僅かに眉を寄せたのを目ざとく見つけたむぎが、ふわりと表情を緩める。
「嫌なことでもあったの?」
「……いや」
気になる事はあるのだけれど。
俺が知らず、彼らが知る君の事を……。
「じゃあ、瀬伊くんに悪戯された?」
彼女らしい発想に俺は思わず笑ってしまう。
「瀬伊に悪戯されるのは君だろう?」
図星を突けば、むぎは笑いながらも口を尖らせた。
「そうなんだよね。瀬伊くんって、いっつもあたしをからかうの。失礼しちゃうわ!……大丈夫?」
むぎは、俺を心配そうに見上げてきた。
俺はむぎを安心させるため、彼女が好きだと言う微笑みを浮かべた。
「大丈夫だよ。……そうだね、少し仕事で疲れたのかもしれないね」
「じゃあ、ご飯食べたら、ゆっくり休んでね」
「ありがとう……。今日は泊まれるのかな?」
今夜は、彼女を放したく無かった。
離れていた時間を取り戻せるわけではないけれど、一緒に居ることで少しでも空白の時間を埋めたかった。
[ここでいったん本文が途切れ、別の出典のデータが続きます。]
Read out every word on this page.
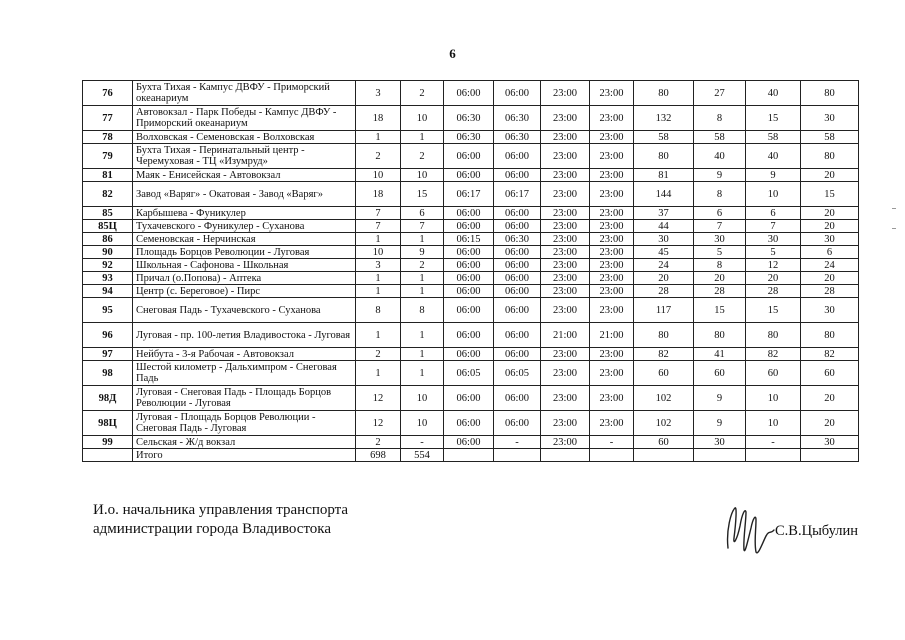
6
76	Бухта Тихая - Кампус ДВФУ - Приморский океанариум	3	2	06:00	06:00	23:00	23:00	80	27	40	80
77	Автовокзал - Парк Победы - Кампус ДВФУ - Приморский океанариум	18	10	06:30	06:30	23:00	23:00	132	8	15	30
78	Волховская - Семеновская - Волховская	1	1	06:30	06:30	23:00	23:00	58	58	58	58
79	Бухта Тихая - Перинатальный центр - Черемуховая - ТЦ «Изумруд»	2	2	06:00	06:00	23:00	23:00	80	40	40	80
81	Маяк - Енисейская - Автовокзал	10	10	06:00	06:00	23:00	23:00	81	9	9	20
82	Завод «Варяг» - Окатовая - Завод «Варяг»	18	15	06:17	06:17	23:00	23:00	144	8	10	15
85	Карбышева - Фуникулер	7	6	06:00	06:00	23:00	23:00	37	6	6	20
85Ц	Тухачевского - Фуникулер - Суханова	7	7	06:00	06:00	23:00	23:00	44	7	7	20
86	Семеновская - Нерчинская	1	1	06:15	06:30	23:00	23:00	30	30	30	30
90	Площадь Борцов Революции - Луговая	10	9	06:00	06:00	23:00	23:00	45	5	5	6
92	Школьная - Сафонова - Школьная	3	2	06:00	06:00	23:00	23:00	24	8	12	24
93	Причал (о.Попова) - Аптека	1	1	06:00	06:00	23:00	23:00	20	20	20	20
94	Центр (с. Береговое) - Пирс	1	1	06:00	06:00	23:00	23:00	28	28	28	28
95	Снеговая Падь - Тухачевского - Суханова	8	8	06:00	06:00	23:00	23:00	117	15	15	30
96	Луговая - пр. 100-летия Владивостока - Луговая	1	1	06:00	06:00	21:00	21:00	80	80	80	80
97	Нейбута - 3-я Рабочая - Автовокзал	2	1	06:00	06:00	23:00	23:00	82	41	82	82
98	Шестой километр - Дальхимпром - Снеговая Падь	1	1	06:05	06:05	23:00	23:00	60	60	60	60
98Д	Луговая - Снеговая Падь - Площадь Борцов Революции - Луговая	12	10	06:00	06:00	23:00	23:00	102	9	10	20
98Ц	Луговая - Площадь Борцов Революции - Снеговая Падь - Луговая	12	10	06:00	06:00	23:00	23:00	102	9	10	20
99	Сельская - Ж/д вокзал	2	-	06:00	-	23:00	-	60	30	-	30
	Итого	698	554								
И.о. начальника управления транспорта
администрации города Владивостока	С.В.Цыбулин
むぎは、少し考えていたようだが、こっくりと頷いてくれた。
「うん、泊まっていく」
むぎが帰る予定だったのは、彼女の様子を見れば分かる。
それでも頷いてくれたのは、俺を心配してくれたからだろう。
彼女はそんな自然な優しさを持っている。
だから惹かれた。
「ありがとう……」
「本当に、どうしたの?依織くん」
「うん?どうもしないよ。むぎと過ごせるのが嬉しいだけなのだけれど」
「……うまいなあ、依織くん。……でも、あたしもうれしいよ」
むぎはそう言うと、ひょいと背伸びをして俺の唇に軽く自分のそれを触れさせた。
珍しい積極的な彼女の行動に、俺は少しだけ驚く。
そんな俺を見て、彼女はしてやったりと口の端を上げ悪戯めいた笑みを浮かべた。
「……積極的だね?」
「そう?でも、依織くん、して欲しかったでしょ?」
俺を驚かせて勝ち誇ったように笑うむぎが、とても愛しい。
やっぱり俺は君に敵わないみたいだ。
何故、俺はこんなにも愛しい存在と離れていられたのだろう。
これほどまでに、俺の心を奪う君なのに…。
「もう一度、してくれないか?」
俺の願いに、彼女は少しだけ恥ずかしそうに笑いながら、今度はゆっくりとキスを与えてくれた。
誰よりも愛しく、大切なむぎ。
もう二度と、この手を放したりしない……。
俺は強い想いとともに、その大切な存在を腕の中に閉じ込めた。